Kürd halkının adını kullanarak siyaset yapan siyasi partiler siyaset yaptıkları halk adına öncelikle ulusal STATÜ talebinde bulunmalıdır.
Sömürge ulus statüsü olmayan halktır, özgürlük mücadelesi ulusal statü için olur, radikalist solcu, dinci rejim modelcilik değil.
Kürd halkı da insanlığın ortak evrensel temel değerleriyle bilinçli ve duyarlı olmalı ki öncelikle bu siyasi partilerden kendileri için ulusal Statü talebinde bulunmalarını istemelidir.
Ulusal Statü talebi nedir?
1 - Otonomi
2 - Federalizm
3 - Konfederalizm
4 - Bağımsızlıktır.
Yani Dil, Eğitim, Kültür, Tarih ve Ulusal Statü hesap da hedef de bunlar olmalı ki bunlar insanlığın ortak evrensel temel değerleridir. Dünya genelindeki ulusların yasal ve anayasal ulusal statüsü bunlardan biridir.
Çünkü insanlığın ortak evrensel temel değerlerine göre sömürge ulusun en temel sorunu sömürgecinin gasp ettiği ulusal statüsüdür ve bunun yasal ve anayasal güvence altına alınmasıdır.
Eğer Kürd halkı adına siyaset yapan siyasi bir parti, Kürd halkına ulusal statü talebi yoksa, şu rejim modelini bu rejim modelini mücadele diye halkın önüne koyuyor ise Kürd halkı o siyasi partiyi gündeminden çıkartmalıdır. Çünkü rejim modeli ulusal statü sistemidir olmayan bir statünün sistemi de olmaz.
Kürd halkının kahır ekseriyetini dar radikal İdeolojik hayali rejim modelci hesap ve hedefler için peşine takan siyasi parti en azından Anadilde eğitimi talep etmesi beklenirdi.
Kürdçe’nin resmi dil olmasını istemeliydi.
Coğrafik isimlerin iadesi için çalışmalıydı.
Veya kültürel Asimilasyonun önüne geçmeliydi.
Maalesef Kürd halkı adına siyaset yapanların derdi bambaşkadır.
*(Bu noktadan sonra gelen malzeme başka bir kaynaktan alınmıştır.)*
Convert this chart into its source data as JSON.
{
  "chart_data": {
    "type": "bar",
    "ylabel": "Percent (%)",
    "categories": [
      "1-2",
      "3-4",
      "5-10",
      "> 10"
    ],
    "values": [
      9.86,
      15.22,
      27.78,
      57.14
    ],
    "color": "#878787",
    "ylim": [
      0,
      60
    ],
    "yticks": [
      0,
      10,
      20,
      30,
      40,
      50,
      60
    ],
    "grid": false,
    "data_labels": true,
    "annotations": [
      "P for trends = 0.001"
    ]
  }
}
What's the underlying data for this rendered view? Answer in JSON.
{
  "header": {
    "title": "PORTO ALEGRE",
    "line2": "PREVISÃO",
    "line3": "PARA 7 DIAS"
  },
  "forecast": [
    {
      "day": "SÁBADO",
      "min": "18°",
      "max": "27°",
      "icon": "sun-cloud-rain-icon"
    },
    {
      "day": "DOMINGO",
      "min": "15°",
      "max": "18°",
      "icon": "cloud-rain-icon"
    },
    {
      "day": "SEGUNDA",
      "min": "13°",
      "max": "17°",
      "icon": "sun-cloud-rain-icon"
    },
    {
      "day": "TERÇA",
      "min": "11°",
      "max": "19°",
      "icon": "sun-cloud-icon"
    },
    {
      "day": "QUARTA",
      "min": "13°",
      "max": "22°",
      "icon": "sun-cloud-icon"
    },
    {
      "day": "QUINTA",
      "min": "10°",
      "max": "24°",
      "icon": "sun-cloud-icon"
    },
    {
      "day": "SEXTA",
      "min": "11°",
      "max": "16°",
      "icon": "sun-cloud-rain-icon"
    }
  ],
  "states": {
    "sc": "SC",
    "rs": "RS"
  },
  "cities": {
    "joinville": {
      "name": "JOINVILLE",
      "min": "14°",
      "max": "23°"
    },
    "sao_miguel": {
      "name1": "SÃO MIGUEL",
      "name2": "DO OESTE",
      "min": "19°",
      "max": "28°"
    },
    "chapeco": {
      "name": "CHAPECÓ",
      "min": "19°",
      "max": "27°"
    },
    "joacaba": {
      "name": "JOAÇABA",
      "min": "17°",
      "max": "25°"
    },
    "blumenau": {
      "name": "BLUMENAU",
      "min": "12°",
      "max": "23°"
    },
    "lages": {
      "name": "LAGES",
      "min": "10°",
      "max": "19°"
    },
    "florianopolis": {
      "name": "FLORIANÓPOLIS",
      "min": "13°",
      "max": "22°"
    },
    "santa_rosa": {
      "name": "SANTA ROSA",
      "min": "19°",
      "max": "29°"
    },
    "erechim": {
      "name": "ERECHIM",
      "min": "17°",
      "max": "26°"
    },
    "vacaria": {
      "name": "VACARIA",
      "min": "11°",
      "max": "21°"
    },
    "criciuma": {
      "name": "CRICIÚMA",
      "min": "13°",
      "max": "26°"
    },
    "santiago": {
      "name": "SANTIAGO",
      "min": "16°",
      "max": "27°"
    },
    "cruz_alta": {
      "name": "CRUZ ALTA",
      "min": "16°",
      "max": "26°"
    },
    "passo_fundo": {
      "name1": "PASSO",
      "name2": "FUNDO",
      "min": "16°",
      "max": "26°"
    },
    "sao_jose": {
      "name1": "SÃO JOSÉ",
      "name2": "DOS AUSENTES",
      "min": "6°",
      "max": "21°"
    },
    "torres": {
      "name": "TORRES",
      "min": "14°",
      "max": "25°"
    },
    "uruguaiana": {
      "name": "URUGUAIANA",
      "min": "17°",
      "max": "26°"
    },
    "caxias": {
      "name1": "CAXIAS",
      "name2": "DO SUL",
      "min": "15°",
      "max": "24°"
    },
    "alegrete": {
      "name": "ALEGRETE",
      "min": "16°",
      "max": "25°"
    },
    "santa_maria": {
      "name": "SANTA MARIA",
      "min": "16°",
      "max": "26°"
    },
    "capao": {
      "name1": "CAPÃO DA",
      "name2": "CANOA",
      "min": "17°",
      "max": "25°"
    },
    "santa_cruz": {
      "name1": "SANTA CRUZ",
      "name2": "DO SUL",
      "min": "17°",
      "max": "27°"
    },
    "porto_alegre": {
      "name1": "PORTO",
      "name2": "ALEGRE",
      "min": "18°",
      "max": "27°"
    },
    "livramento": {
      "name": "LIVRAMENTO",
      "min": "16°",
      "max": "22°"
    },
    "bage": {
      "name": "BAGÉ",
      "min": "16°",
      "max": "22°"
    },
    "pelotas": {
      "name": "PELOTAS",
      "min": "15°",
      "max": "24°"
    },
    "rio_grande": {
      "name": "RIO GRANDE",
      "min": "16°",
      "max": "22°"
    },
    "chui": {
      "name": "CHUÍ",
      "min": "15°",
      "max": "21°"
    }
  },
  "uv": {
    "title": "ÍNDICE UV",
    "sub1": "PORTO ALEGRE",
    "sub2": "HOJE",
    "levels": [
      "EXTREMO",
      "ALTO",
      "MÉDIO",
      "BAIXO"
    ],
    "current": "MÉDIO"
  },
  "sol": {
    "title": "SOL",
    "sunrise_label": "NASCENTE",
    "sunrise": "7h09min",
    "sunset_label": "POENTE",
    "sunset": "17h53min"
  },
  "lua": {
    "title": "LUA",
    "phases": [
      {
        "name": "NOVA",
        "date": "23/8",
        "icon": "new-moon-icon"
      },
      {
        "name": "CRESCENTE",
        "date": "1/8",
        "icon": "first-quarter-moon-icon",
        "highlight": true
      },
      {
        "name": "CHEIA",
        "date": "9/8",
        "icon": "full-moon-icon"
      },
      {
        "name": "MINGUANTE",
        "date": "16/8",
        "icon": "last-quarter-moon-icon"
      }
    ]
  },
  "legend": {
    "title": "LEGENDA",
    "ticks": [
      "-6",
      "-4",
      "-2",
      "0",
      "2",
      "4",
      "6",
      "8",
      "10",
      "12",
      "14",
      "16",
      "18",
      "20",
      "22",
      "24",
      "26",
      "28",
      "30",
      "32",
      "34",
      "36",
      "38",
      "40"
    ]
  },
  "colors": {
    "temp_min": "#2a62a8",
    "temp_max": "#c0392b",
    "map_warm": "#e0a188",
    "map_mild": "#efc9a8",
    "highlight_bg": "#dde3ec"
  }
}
Sömürgeci devletin rejimini değiştirmek dönüştürmek diyor,
Radikal Demokrasi diyor,
Devletsiz demokrasi diyor,
Ortadoğu konfederasyonu diyor,
Hâk ve hukukta eşit olmayan halkların kardeşliği diyor,
Özgür kadın diyor,
Komünalizm diyor,
Kanton diyor,
Demokratik toplum modeli diyor,
LGBT diyor,
Ekolojik diyor,
Tecrit diyor,
Faşist diyor,
Devrim diyor,
Kayyum diyor,
Bunlar için mücadele diyor,
Bunlar için direniş diyor,
Zıkkım diyor, diyor da diyor.
Söylediklerinin Kürd halkının insanlığın ortak evrensel temel değerlerine göre hak ve hukukta eşitliği ile ne ilgisi ne de alakası var.
Yazık değil mi bu halka,
Bunca acı,
Bunca zulüm,
Bunca ölüm
Bunca göç
Bunca göz yaşı
Bunca bedel neyin uğruna verildi.
Boş işler peşinde tüketmek için mi?
Bilinmelidir ki radikalizmin uç noktalarında gezinen örgüt ve partileri muhatapları da çağdaş dünya da çözüm için ciddiye almayacaktır.
Bu makalede yer alan fikirler yazara aittir ve Nerina Azad'ın editöryal politikasını yansıtmayabilir.